HAZELWOOD, Mo. (KMOV) – An undercover officer posing as a pizza delivery driver arrested a 21-year-old convicted felon who was smoking marijuana in Hazelwood Tuesday night.
According to Randy Vaughn with the St. Louis County Police Department, the officer was delivering a pizza to a home on Bellefontaine Neighbors around 10:20 p.m. when he found a man and woman smoking marijuana inside a car parked in front.
Police said the officer arrested both people and was given consent to search the home. That’s when he found a large amount of heroin and loaded firearms.
According to police, the male suspect had a lengthy rap sheet and was not allowed to possess a gun.
Charges against him were expected to be filed later Wednesday.
St. Louis County police have begun delivering pizzas for Imo’s while undercover after Brian Johnson was shot and killed during a delivery in the 10100 block of Saffron in north St. Louis County on November 5.
The shooting marked the second time in six months an Imo’s driver had been fatally shot in an apparent robbery in St. Louis County. Another driver was killed in May.
“It would be a crime if we stood by and did nothing when these things are happening,” said Vaughn. “So we’re involving ourselves.”
The managers of the different pizza places embrace police’s tactics.
But it’s those who used to make a living delivering pizzas who say the dangers are no longer worth the job.

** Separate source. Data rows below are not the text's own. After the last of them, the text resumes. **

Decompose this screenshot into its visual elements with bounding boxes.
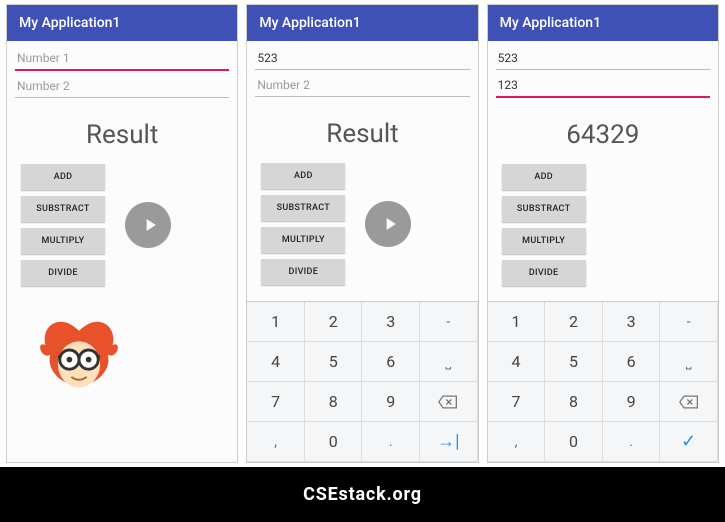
op-buttons: ADD SUBSTRACT MULTIPLY DIVIDE — [502, 164, 586, 286]
app-bar: My Application1 — [488, 5, 718, 41]
key-minus[interactable]: - — [420, 302, 478, 342]
key-6[interactable]: 6 — [362, 342, 420, 382]
button-area: ADD SUBSTRACT MULTIPLY DIVIDE — [496, 164, 710, 286]
screen-content: Result ADD SUBSTRACT MULTIPLY DIVIDE — [247, 41, 477, 301]
add-button[interactable]: ADD — [261, 163, 345, 189]
input-number-2[interactable] — [15, 75, 229, 98]
input-number-2[interactable] — [255, 74, 469, 97]
add-button[interactable]: ADD — [502, 164, 586, 190]
app-title: My Application1 — [19, 15, 120, 31]
number2-field[interactable] — [15, 75, 229, 98]
numeric-keyboard: 1 2 3 - 4 5 6 ⎵ 7 8 9 , 0 . →| — [247, 301, 477, 462]
op-buttons: ADD SUBSTRACT MULTIPLY DIVIDE — [21, 164, 105, 286]
key-period[interactable]: . — [603, 422, 661, 462]
key-0[interactable]: 0 — [545, 422, 603, 462]
footer-text: CSEstack.org — [303, 484, 422, 505]
key-1[interactable]: 1 — [247, 302, 305, 342]
key-9[interactable]: 9 — [603, 382, 661, 422]
button-area: ADD SUBSTRACT MULTIPLY DIVIDE — [255, 163, 469, 285]
add-button[interactable]: ADD — [21, 164, 105, 190]
phone-screen-3: My Application1 64329 ADD SUBSTRACT MULT… — [487, 4, 719, 463]
divide-button[interactable]: DIVIDE — [261, 259, 345, 285]
multiply-button[interactable]: MULTIPLY — [21, 228, 105, 254]
key-minus[interactable]: - — [660, 302, 718, 342]
footer-banner: CSEstack.org — [0, 467, 725, 522]
key-3[interactable]: 3 — [603, 302, 661, 342]
key-done[interactable]: ✓ — [660, 422, 718, 462]
multiply-button[interactable]: MULTIPLY — [502, 228, 586, 254]
number1-field[interactable] — [255, 47, 469, 70]
numeric-keyboard: 1 2 3 - 4 5 6 ⎵ 7 8 9 , 0 . ✓ — [488, 301, 718, 462]
button-area: ADD SUBSTRACT MULTIPLY DIVIDE — [15, 164, 229, 286]
key-comma[interactable]: , — [488, 422, 546, 462]
input-number-1[interactable] — [496, 47, 710, 70]
subtract-button[interactable]: SUBSTRACT — [502, 196, 586, 222]
number2-field[interactable] — [496, 74, 710, 98]
number1-field[interactable] — [496, 47, 710, 70]
key-3[interactable]: 3 — [362, 302, 420, 342]
result-text: 64329 — [496, 120, 710, 150]
mascot-avatar — [31, 300, 127, 400]
divide-button[interactable]: DIVIDE — [502, 260, 586, 286]
key-8[interactable]: 8 — [545, 382, 603, 422]
multiply-button[interactable]: MULTIPLY — [261, 227, 345, 253]
key-backspace[interactable] — [420, 382, 478, 422]
divide-button[interactable]: DIVIDE — [21, 260, 105, 286]
subtract-button[interactable]: SUBSTRACT — [21, 196, 105, 222]
key-8[interactable]: 8 — [305, 382, 363, 422]
composite-screenshot: My Application1 Result ADD SUBSTRACT MUL… — [0, 0, 725, 522]
key-5[interactable]: 5 — [305, 342, 363, 382]
phone-row: My Application1 Result ADD SUBSTRACT MUL… — [0, 0, 725, 467]
subtract-button[interactable]: SUBSTRACT — [261, 195, 345, 221]
input-number-2[interactable] — [496, 74, 710, 98]
key-1[interactable]: 1 — [488, 302, 546, 342]
key-space[interactable]: ⎵ — [660, 342, 718, 382]
input-number-1[interactable] — [255, 47, 469, 70]
result-text: Result — [255, 119, 469, 149]
input-number-1[interactable] — [15, 47, 229, 71]
key-backspace[interactable] — [660, 382, 718, 422]
app-bar: My Application1 — [247, 5, 477, 41]
number2-field[interactable] — [255, 74, 469, 97]
key-4[interactable]: 4 — [488, 342, 546, 382]
key-7[interactable]: 7 — [247, 382, 305, 422]
key-space[interactable]: ⎵ — [420, 342, 478, 382]
key-period[interactable]: . — [362, 422, 420, 462]
key-next[interactable]: →| — [420, 422, 478, 462]
key-9[interactable]: 9 — [362, 382, 420, 422]
play-overlay-icon[interactable] — [125, 202, 171, 248]
screen-content: 64329 ADD SUBSTRACT MULTIPLY DIVIDE — [488, 41, 718, 301]
key-4[interactable]: 4 — [247, 342, 305, 382]
phone-screen-1: My Application1 Result ADD SUBSTRACT MUL… — [6, 4, 238, 463]
key-2[interactable]: 2 — [545, 302, 603, 342]
result-text: Result — [15, 120, 229, 150]
key-0[interactable]: 0 — [305, 422, 363, 462]
key-2[interactable]: 2 — [305, 302, 363, 342]
key-5[interactable]: 5 — [545, 342, 603, 382]
op-buttons: ADD SUBSTRACT MULTIPLY DIVIDE — [261, 163, 345, 285]
app-bar: My Application1 — [7, 5, 237, 41]
key-7[interactable]: 7 — [488, 382, 546, 422]
key-6[interactable]: 6 — [603, 342, 661, 382]
play-overlay-icon[interactable] — [365, 201, 411, 247]
app-title: My Application1 — [259, 15, 360, 31]
app-title: My Application1 — [500, 15, 601, 31]
number1-field[interactable] — [15, 47, 229, 71]
phone-screen-2: My Application1 Result ADD SUBSTRACT MUL… — [246, 4, 478, 463]
key-comma[interactable]: , — [247, 422, 305, 462]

“My mom would kill me. I can’t do that. She wouldn’t be happy,” said Zac Schwering, who delivered pizzas for Imo’s pizza in North County until Johnson’s death.
Schwering says drivers do not just have to worry about who is waiting for the pizza, but also how the pizza is ordered.
Cell phones are now an essential lifeline for all pizza places. One local pizza worker says up to 70 percent of all orders come from cell phones. But with the recent crimes against delivery drivers, they’re also becoming a hindrance.
Mark Ratterman, a manager at a local Domino’s, says criminals will use unregistered cell phones, preventing the company from calling back and authenticating the call.
It’s dangerous practice some pizza managers say they will no longer tolerate.
In the last two years, 19 pizza drivers have been robbed on the job, with 13 of those being at gunpoint. Most of the robberies happened on Mondays and Thursdays, either in the street or on the doorstep. All happened between 7 p.m. and 1a.m.
A majority of the cases involved two robbers working together.
St. Louis County police on Wednesday held a town hall meeting to talk about the steps they are taking to stop the violence, as well as train delivery drivers how to better be prepared when delivering pizzas. Media was asked to leave the meeting so everyone could speak off the record.